B.   Independent Auditor

     (a)     Be responsible for the appointment, retention, termination, compensation and
             oversight of the Independent Auditor. The Committee shall also be
             responsible for the resolution of disagreements between the management and
             the Independent Auditor regarding financial reporting. The Independent
             Auditor shall report directly to the Committee. Notwithstanding the foregoing,
             so long as the Indonesian law requires that only shareholders shall have the
             right to appoint and remove auditors, the Committee shall be responsible for
             nominating and recommending to the Board for approval by the shareholders
             the appointment and removal of the Independent Auditors.

     (b)     Review and recommend for approval by the Board fees to be paid to the
             Independent Auditor.

     (c)     Ensure that a formal statement delineating all relationships between the
             Independent Auditor and the Company is received from the Independent
             Auditor annually. The Committee shall discuss with the Independent Auditor
             all significant relationships Independent Auditor has with the Company to
             determine the Independent Auditor’s independence.

     (d)     Meet with the Independent Auditor and the Finance Director to review the
             scope of the proposed external audit for the current year. The external audit
             scope shall include a requirement that the Independent Auditor informs the
             Committee of any significant changes in the Independent Auditor’s original
             audit plan and that the Independent Auditor will conduct an interim financial
             review prior to the Company’s quarterly filing with the BAPEPAM/SEC.

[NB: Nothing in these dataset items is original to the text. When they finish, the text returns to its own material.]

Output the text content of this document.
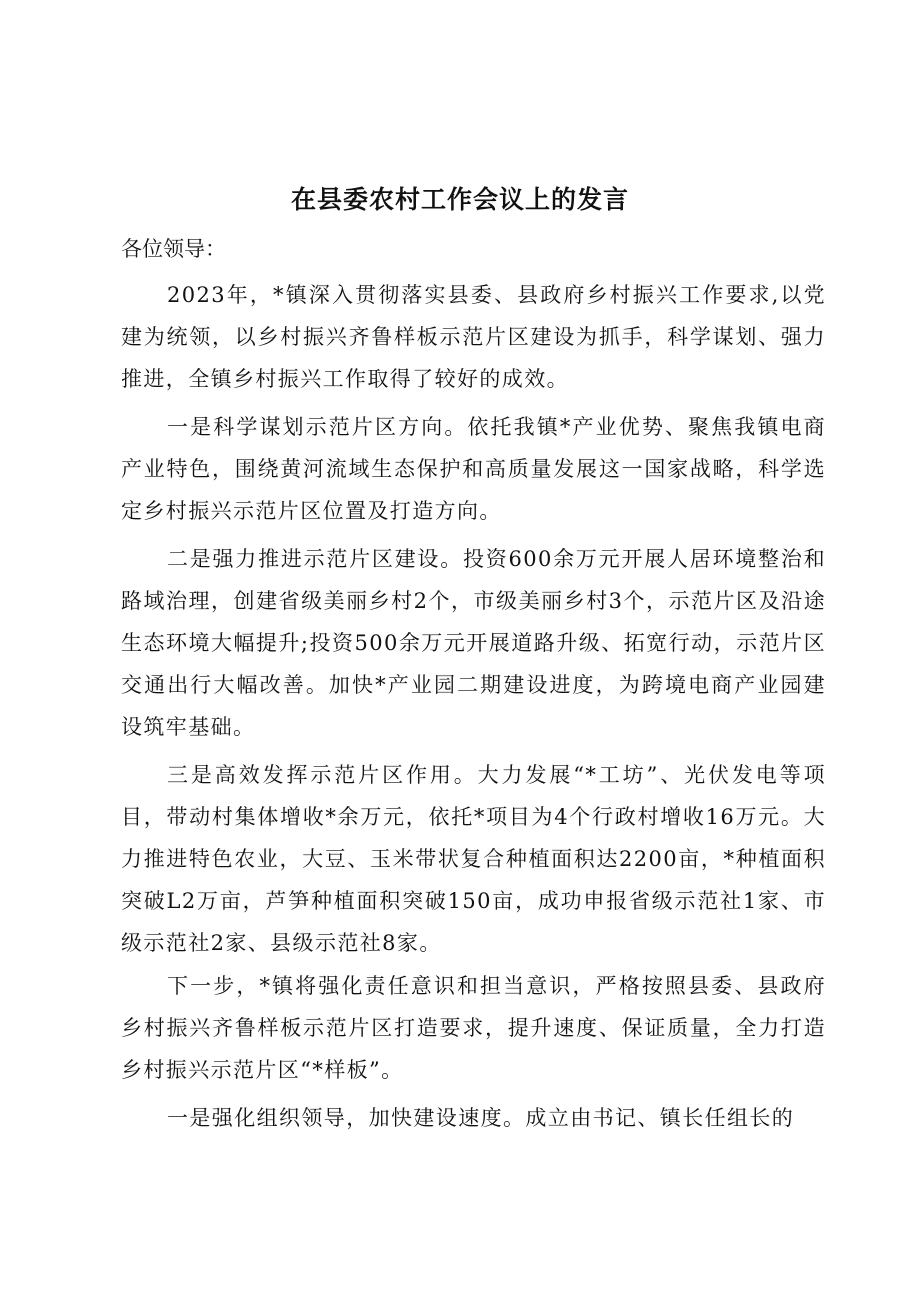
在县委农村工作会议上的发言

各位领导：

2023年，*镇深入贯彻落实县委、县政府乡村振兴工作要求,以党建为统领，以乡村振兴齐鲁样板示范片区建设为抓手，科学谋划、强力推进，全镇乡村振兴工作取得了较好的成效。

一是科学谋划示范片区方向。依托我镇*产业优势、聚焦我镇电商产业特色，围绕黄河流域生态保护和高质量发展这一国家战略，科学选定乡村振兴示范片区位置及打造方向。

二是强力推进示范片区建设。投资600余万元开展人居环境整治和路域治理，创建省级美丽乡村2个，市级美丽乡村3个，示范片区及沿途生态环境大幅提升;投资500余万元开展道路升级、拓宽行动，示范片区交通出行大幅改善。加快*产业园二期建设进度，为跨境电商产业园建设筑牢基础。

三是高效发挥示范片区作用。大力发展“*工坊”、光伏发电等项目，带动村集体增收*余万元，依托*项目为4个行政村增收16万元。大力推进特色农业，大豆、玉米带状复合种植面积达2200亩，*种植面积突破L2万亩，芦笋种植面积突破150亩，成功申报省级示范社1家、市级示范社2家、县级示范社8家。

下一步，*镇将强化责任意识和担当意识，严格按照县委、县政府乡村振兴齐鲁样板示范片区打造要求，提升速度、保证质量，全力打造乡村振兴示范片区“*样板”。

一是强化组织领导，加快建设速度。成立由书记、镇长任组长的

     (e)     Pre-approve all auditing and non-audit services to be provided to the
             Company by the Independent Auditor, subject to the Company’s Articles of
             Association and the prevailing laws and regulations applicable to the
             Company. The Committee may delegate to one or more of its members the
             authority to grant such pre-approvals, provided that any such decision of such
             member or members must be presented to the full Committee at its next
             scheduled meeting.

     (f)     Review and evaluate the lead audit partner of the Independent Auditor and
             assure the regular rotation of the lead audit partner to the extent required by
             law. The Committee shall also review and evaluate that the 5-year rotation of
             a registered public accounting firm as the Independent Auditor is regularly

     (g)      Obtain assurance from the Independent Auditor that the audit was conducted
              in a manner consistent with the prevailing laws and regulations, including
              Section 10A of the Act.

     (h)      At least annually, the Committee shall obtain and review a report by the
              Independent Auditor describing: (i) the firm’s internal quality control
              procedures, (ii) any material issues raised by the latest internal control review
              or peer review of the firm or any inquiry by government or professional
              authorities within the last five years (in respect to one or more independent
              audits performed by the firm) and any remediation taken, and (iii) overall
              relationships between the Independent Auditor and the Company.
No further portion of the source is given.